THE Reserve Bank of Zimbabwe’s (RBZ) says its foreign currency auction system has allotted US$4,12 billion, since its launch in June 2020, to local businesses and individuals, primarily for raw materials, machinery, and equipment.
This initiative was conceived to stabilise exchange rates and ease access to hard currency when it was scarce.
Before the auction system, Zimbabwe operated under a fixed exchange rate following the return of the local currency in 2019, ending a decade of dollarisation.
While the RBZ sees the auction system as a vital source of foreign exchange for the economy, some analysts argue it’s time to pull the plug.
“The auction system is an encumbrance to the forex complex,” stated an analyst, challenging the central bank’s assertion of its criticality.
Another analyst, Rufaro Hozheri, echoed this sentiment, advocating for free markets to determine access and price rather than central bank intervention.

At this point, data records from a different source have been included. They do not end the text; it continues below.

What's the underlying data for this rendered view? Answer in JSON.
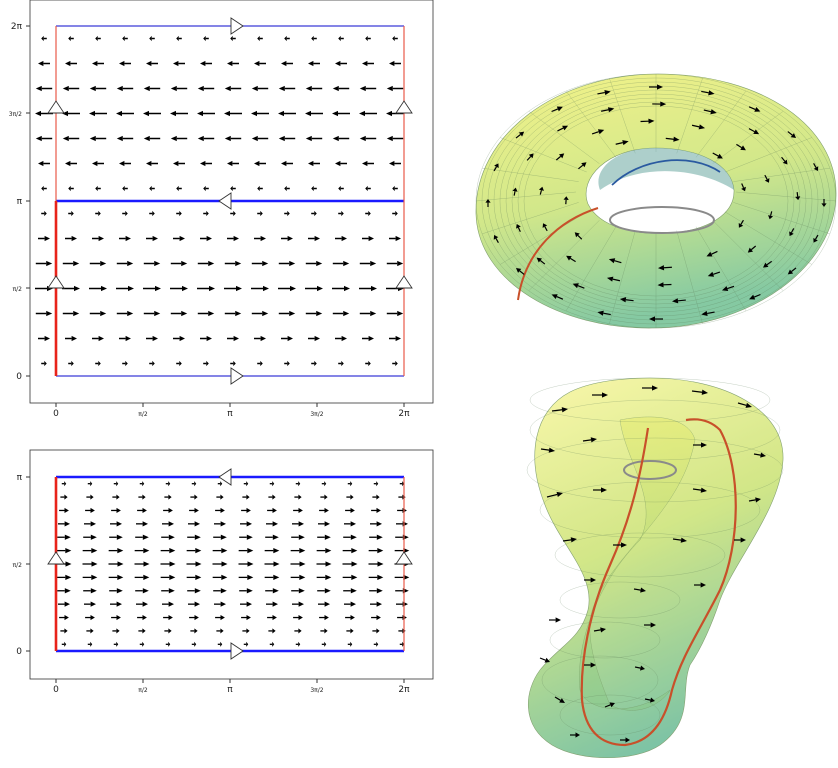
{
  "top_plot": {
    "x_ticks": [
      "0",
      "π/2",
      "π",
      "3π/2",
      "2π"
    ],
    "y_ticks": [
      "0",
      "π/2",
      "π",
      "3π/2",
      "2π"
    ]
  },
  "bottom_plot": {
    "x_ticks": [
      "0",
      "π/2",
      "π",
      "3π/2",
      "2π"
    ],
    "y_ticks": [
      "0",
      "π/2",
      "π"
    ]
  },
  "colors": {
    "edge_blue": "#1a1aff",
    "edge_red": "#e8231a",
    "arrow": "#000000",
    "surface_light": "#eef07a",
    "surface_mid": "#c8e384",
    "surface_dark": "#7cc7a0",
    "curve_red": "#c8502a",
    "curve_gray": "#8a8a8a",
    "curve_blue": "#2a5aa0"
  }
}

He criticised the auction’s “priority list” that skewed it towards allocation over market dynamics. December 2023 saw US$3,9 million allotted to 228 beneficiaries in the retail auction and US$12,8 million to 263 in the wholesale auction.

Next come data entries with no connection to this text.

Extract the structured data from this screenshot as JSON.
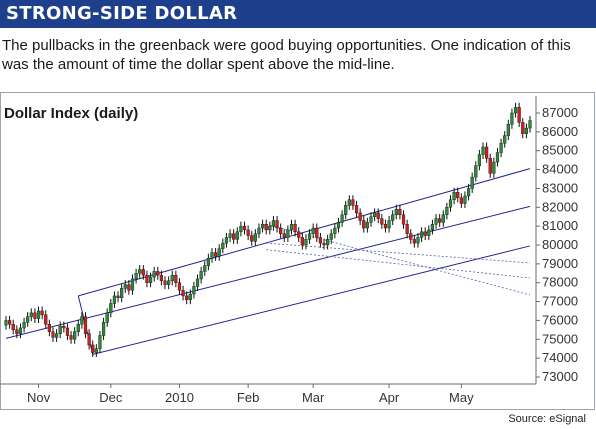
{
  "header": {
    "title": "STRONG-SIDE DOLLAR"
  },
  "caption": "The pullbacks in the greenback were good buying opportunities. One indication of this was the amount of time the dollar spent above the mid-line.",
  "source": "Source: eSignal",
  "colors": {
    "banner": "#1d3f8c",
    "up": "#2c8a3c",
    "down": "#d0201e",
    "trend": "#23238c",
    "dotted": "#5b5bb0"
  },
  "chart_data": {
    "type": "candlestick",
    "title": "Dollar Index (daily)",
    "xlabel": "",
    "ylabel": "",
    "ylim": [
      73000,
      88000
    ],
    "y_ticks": [
      73000,
      74000,
      75000,
      76000,
      77000,
      78000,
      79000,
      80000,
      81000,
      82000,
      83000,
      84000,
      85000,
      86000,
      87000
    ],
    "x_ticks": [
      {
        "label": "Nov",
        "index": 9
      },
      {
        "label": "Dec",
        "index": 29
      },
      {
        "label": "2010",
        "index": 48
      },
      {
        "label": "Feb",
        "index": 67
      },
      {
        "label": "Mar",
        "index": 85
      },
      {
        "label": "Apr",
        "index": 106
      },
      {
        "label": "May",
        "index": 126
      }
    ],
    "closes": [
      76000,
      75800,
      75500,
      75300,
      75600,
      75900,
      76200,
      76400,
      76100,
      76500,
      76300,
      75800,
      75400,
      75100,
      75300,
      75700,
      75600,
      75200,
      75000,
      75400,
      75800,
      76200,
      75300,
      74700,
      74300,
      74500,
      75200,
      75900,
      76400,
      76900,
      77300,
      77200,
      77700,
      77900,
      77600,
      78200,
      78500,
      78700,
      78400,
      78000,
      78300,
      78600,
      78400,
      78100,
      77900,
      78100,
      78400,
      78000,
      77600,
      77300,
      77100,
      77400,
      77800,
      78200,
      78600,
      78900,
      79300,
      79600,
      79400,
      79800,
      80100,
      80400,
      80600,
      80300,
      80700,
      81000,
      80800,
      80500,
      80200,
      80600,
      80900,
      81100,
      80800,
      81000,
      81300,
      80900,
      80600,
      80400,
      80800,
      81100,
      80700,
      80400,
      80000,
      80300,
      80600,
      80900,
      80400,
      80100,
      80000,
      80300,
      80600,
      80900,
      81200,
      81600,
      82100,
      82400,
      82100,
      81700,
      81300,
      80900,
      81200,
      81500,
      81700,
      81400,
      81100,
      80900,
      81300,
      81600,
      81900,
      81600,
      81100,
      80600,
      80300,
      80100,
      80400,
      80700,
      80500,
      80800,
      81100,
      81400,
      81200,
      81600,
      82000,
      82400,
      82800,
      82500,
      82200,
      82600,
      83000,
      83600,
      84200,
      84800,
      85200,
      84600,
      83800,
      84400,
      84900,
      85400,
      85800,
      86400,
      87000,
      87300,
      86500,
      85900,
      86200,
      86600
    ]
  }
}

Raw materials, machinery, and equipment dominated the retail auction, claiming 58 percent of the total allotment. The remaining 42 percent went towards services, consumables, retail, and other sectors.
Total foreign exchange payments for the month reached US$685,41 million, with foreign currency accounts, the auction system, and the interbank market contributing US$651,02 million, US$16,73 million, and US$17,64 million respectively.